Over the last month, I’ve had the opportunity to visit a number of universities in Canada and the USA that are doing interesting and innovative things in the field of Indigenous legal education. I thought that I would share a little about some of the programmes and initiatives that these institutions are running.
The first institution that I visited was the University of Victoria in British Columbia. Sometime ago, I wrote a post about the Bachelor of Indigenous Laws programme that UVic is developing. Now styled as a JID, to reflect the North American juris doctor (JD) law degree, the programme is still in development. Important progress is, however, being made.

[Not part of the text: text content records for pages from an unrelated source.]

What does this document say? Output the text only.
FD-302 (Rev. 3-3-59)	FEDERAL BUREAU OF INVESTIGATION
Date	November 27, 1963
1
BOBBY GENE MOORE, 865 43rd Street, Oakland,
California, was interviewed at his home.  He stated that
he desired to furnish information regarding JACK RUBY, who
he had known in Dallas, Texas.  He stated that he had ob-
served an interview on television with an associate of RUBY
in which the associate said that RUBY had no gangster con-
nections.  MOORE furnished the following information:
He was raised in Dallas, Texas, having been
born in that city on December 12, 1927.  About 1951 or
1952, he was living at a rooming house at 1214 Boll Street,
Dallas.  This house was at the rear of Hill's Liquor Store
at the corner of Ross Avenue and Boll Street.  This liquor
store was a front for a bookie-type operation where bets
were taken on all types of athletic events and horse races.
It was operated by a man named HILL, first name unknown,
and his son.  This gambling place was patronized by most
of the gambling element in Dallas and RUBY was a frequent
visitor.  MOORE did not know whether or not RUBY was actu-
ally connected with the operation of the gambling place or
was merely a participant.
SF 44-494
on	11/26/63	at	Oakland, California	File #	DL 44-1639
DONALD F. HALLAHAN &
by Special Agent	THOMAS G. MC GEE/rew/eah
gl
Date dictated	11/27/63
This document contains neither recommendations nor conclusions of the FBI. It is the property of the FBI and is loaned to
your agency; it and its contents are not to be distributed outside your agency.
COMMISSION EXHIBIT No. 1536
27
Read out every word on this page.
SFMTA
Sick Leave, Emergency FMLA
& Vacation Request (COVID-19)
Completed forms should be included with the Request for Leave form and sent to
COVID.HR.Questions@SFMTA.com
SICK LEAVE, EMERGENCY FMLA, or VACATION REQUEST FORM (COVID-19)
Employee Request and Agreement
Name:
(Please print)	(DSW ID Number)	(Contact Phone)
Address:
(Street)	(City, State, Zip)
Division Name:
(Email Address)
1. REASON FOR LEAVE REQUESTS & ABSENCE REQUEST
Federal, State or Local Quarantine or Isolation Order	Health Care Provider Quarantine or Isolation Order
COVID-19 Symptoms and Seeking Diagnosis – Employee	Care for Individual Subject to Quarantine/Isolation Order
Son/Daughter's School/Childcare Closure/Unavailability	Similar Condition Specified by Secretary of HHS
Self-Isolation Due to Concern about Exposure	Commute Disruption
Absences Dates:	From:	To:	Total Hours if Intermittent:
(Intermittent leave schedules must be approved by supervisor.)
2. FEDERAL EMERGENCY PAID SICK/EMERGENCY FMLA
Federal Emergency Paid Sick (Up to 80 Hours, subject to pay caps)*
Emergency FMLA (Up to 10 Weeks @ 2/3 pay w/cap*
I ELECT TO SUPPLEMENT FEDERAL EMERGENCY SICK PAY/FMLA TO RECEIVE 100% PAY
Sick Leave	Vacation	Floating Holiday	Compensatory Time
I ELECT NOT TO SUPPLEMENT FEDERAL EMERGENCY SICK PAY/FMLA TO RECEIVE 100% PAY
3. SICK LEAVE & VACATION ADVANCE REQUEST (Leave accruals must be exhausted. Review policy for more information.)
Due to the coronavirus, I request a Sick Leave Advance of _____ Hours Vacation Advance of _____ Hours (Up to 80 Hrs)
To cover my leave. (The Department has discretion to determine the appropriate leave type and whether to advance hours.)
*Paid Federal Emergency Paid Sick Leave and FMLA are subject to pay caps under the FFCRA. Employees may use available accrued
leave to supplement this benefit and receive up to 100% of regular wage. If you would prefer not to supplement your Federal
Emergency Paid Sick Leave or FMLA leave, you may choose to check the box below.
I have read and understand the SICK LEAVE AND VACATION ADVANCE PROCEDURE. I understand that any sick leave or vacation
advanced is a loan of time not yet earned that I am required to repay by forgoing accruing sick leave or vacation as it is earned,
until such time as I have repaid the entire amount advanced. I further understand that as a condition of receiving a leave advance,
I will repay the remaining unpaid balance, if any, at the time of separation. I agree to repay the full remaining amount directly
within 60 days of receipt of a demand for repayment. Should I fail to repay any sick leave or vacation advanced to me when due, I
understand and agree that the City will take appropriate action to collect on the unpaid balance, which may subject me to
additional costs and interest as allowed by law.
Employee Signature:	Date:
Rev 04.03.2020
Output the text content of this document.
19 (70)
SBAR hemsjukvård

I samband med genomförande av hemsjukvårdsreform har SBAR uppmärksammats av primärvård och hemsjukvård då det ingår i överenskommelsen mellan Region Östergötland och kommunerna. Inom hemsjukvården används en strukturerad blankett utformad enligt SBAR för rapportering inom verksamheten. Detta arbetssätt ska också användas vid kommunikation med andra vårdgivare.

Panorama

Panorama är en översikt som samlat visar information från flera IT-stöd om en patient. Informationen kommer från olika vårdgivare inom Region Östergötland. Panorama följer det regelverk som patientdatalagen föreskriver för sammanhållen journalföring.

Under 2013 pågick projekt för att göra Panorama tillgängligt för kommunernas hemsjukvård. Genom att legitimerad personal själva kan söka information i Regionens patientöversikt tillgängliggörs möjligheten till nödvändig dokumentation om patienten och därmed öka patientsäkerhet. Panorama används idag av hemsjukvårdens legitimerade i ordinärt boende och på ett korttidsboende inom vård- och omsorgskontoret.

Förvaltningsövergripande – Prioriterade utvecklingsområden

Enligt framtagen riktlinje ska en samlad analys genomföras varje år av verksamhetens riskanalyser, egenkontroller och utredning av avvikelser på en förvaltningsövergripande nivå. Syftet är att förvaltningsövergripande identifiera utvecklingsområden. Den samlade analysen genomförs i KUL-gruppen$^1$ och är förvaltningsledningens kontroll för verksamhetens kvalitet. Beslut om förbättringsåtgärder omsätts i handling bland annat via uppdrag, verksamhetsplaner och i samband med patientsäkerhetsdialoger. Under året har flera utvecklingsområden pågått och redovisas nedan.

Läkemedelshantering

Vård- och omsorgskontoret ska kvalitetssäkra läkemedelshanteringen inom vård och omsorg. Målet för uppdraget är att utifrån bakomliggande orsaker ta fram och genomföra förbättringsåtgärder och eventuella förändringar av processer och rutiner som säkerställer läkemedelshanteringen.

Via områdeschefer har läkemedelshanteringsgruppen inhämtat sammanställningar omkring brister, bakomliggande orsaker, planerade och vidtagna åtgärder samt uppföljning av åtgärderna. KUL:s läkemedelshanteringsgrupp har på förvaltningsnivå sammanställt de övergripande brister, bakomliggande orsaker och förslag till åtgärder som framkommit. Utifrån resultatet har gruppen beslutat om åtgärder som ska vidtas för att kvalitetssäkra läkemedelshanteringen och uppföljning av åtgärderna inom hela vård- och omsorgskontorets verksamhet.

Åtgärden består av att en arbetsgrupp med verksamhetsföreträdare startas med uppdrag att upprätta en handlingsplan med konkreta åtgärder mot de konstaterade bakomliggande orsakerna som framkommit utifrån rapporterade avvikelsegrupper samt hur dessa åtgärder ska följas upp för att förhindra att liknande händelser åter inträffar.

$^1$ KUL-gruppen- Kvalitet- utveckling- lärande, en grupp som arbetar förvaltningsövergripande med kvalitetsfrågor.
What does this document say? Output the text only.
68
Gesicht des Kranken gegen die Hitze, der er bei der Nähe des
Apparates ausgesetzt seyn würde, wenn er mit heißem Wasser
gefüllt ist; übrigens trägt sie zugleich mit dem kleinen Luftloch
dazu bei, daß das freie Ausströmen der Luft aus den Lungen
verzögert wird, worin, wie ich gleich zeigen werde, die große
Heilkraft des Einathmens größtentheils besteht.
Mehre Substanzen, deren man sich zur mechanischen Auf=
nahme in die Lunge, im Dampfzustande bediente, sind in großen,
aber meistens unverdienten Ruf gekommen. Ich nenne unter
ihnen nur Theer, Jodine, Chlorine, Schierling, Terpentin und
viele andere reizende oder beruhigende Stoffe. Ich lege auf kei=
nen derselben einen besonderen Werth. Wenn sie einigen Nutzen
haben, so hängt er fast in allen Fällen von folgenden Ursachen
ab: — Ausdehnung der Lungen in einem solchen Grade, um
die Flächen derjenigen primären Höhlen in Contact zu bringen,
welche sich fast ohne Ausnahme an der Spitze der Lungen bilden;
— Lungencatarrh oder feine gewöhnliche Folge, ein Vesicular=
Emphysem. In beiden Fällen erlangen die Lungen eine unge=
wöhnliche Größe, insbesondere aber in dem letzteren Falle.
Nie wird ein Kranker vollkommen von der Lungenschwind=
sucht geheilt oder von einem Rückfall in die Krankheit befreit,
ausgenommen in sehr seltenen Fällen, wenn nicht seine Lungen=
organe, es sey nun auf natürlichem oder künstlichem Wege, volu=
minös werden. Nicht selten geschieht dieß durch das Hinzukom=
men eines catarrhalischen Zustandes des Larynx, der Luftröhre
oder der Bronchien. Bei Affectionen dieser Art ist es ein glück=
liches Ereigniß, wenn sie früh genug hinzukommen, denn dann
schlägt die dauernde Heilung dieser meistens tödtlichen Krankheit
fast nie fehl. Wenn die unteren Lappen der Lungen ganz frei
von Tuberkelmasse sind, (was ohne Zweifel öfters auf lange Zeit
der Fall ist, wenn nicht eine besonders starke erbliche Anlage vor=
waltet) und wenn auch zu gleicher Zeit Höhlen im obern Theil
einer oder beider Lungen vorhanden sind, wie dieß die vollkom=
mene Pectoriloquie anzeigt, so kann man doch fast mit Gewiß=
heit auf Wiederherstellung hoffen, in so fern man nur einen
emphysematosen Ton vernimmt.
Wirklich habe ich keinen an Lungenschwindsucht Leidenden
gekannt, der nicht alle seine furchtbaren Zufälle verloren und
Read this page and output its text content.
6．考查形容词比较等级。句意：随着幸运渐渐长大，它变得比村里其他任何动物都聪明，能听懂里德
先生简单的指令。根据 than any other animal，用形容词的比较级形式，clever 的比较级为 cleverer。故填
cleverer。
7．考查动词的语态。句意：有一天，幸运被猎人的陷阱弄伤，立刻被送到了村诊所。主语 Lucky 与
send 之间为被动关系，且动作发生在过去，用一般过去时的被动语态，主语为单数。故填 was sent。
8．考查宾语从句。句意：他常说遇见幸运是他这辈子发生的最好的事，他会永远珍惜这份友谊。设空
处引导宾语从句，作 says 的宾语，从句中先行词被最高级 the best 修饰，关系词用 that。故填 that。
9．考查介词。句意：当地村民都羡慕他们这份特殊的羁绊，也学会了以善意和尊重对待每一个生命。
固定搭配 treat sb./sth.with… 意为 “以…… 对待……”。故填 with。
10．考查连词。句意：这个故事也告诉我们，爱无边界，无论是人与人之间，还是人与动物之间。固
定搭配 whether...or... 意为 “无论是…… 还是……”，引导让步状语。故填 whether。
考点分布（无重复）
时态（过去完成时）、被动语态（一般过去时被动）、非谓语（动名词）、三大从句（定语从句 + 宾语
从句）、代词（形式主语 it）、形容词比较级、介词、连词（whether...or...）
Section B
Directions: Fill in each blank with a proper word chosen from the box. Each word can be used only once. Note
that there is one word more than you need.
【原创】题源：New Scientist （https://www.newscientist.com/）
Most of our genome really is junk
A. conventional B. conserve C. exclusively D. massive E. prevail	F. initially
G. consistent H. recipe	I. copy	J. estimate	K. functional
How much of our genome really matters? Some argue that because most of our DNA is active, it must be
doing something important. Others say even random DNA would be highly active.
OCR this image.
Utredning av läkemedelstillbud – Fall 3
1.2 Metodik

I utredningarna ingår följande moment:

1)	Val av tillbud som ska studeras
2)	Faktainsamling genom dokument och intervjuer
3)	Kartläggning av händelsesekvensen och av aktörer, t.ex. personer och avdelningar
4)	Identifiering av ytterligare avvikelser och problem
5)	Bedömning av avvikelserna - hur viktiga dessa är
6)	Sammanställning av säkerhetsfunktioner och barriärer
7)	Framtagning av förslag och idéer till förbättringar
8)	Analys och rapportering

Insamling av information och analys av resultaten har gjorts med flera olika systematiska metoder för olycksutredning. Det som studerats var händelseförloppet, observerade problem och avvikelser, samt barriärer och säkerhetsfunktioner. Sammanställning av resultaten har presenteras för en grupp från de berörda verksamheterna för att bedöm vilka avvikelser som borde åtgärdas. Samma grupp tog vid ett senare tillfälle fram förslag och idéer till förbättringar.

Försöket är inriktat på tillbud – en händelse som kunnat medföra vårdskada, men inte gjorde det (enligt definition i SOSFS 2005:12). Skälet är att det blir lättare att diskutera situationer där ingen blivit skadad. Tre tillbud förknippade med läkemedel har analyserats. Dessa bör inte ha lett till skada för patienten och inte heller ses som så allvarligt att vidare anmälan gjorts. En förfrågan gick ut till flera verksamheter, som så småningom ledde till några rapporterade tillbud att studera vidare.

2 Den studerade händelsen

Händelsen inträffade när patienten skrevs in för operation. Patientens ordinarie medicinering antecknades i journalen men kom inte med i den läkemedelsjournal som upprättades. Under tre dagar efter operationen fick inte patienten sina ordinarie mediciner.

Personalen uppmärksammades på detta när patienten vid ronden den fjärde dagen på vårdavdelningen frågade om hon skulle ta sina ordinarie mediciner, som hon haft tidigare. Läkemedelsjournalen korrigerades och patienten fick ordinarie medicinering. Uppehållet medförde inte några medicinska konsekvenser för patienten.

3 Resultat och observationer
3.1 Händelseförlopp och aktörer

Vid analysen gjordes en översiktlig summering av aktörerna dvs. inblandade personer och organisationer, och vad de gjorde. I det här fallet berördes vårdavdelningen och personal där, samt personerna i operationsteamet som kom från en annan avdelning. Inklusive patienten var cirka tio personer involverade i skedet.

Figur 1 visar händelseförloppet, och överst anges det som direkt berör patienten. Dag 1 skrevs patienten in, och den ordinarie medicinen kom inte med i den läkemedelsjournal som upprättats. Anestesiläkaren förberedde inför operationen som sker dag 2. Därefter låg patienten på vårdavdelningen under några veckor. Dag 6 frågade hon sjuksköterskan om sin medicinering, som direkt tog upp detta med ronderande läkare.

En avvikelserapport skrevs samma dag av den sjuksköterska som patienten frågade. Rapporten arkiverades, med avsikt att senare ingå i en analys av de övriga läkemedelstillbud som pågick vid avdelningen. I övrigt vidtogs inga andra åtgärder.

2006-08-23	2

An Indigenous Law Research Unit has been established. The vision of this research unit is described as follows:
Our vision is to honour the internal strengths and resiliencies present in Indigenous societies and in their legal traditions, and to identify legal principles that may be accessed and applied today – to governance, lands and waters, environment and resources, justice and safety, and building Indigenous economies.
Led by Val Napoleon, the Indigenous Law Research Unit (ILRU) engages with Indigenous communities to assist those communities to use their own laws and processes to address issues faced by those communities. At the same time, this work provides an important foundation for the developing JID programme. Research assistants that work with the Indigenous Law Research Unit undertake coursework which provides training on working with Indigenous legal traditions and it is intended that this coursework will eventually form part of the JID. It is also envisaged that the JID will have a significant experiential or clinical component and that students in the JID might have formal placements working with Indigenous communities. The work the the Indigenous Law Research Unit is currently undertaking is also helping to establish and strengthen the law school’s relationships with Indigenous communities and refining an approach to this work which is supportive of Indigenous communities and also allows law students to gain vital experience. And the substantive content of this work – the identification and articulation of Indigenous laws, legal principles and processes – is also helping to build a curriculum for the JID programme.
To support this work and encourage critical thinking and discussion about Indigenous law, the Indigenous Law Research Unit has also produced a series of videos on the topic (available on the ILRU website and definitely worth a look if you haven’t seen them). The videos feature leading Indigenous scholars, including Val Napoleon, John Borrows, Jeff Corntassel, and Johnny Mack. The ILRU has also produced a discussion guide to accompany the videos and draw out key ideas and perspectives on these issues. This also builds on work that the ILRU did in conjunction with the Indigenous Bar Association on the Accessing Justice and Reconciliation Project, which, amongst other things, produced a number of educational resources, including a graphic narrative and teaching guide.
In short, there is a range of great stuff being done in this area by the folks at UVic. This work include scholarly research, development of classroom teaching, experiential learning, working with Indigenous communities, and production of public education resources. And these various strands reinforce each other and support what is potentially quite a transformative approach to Indigenous legal education.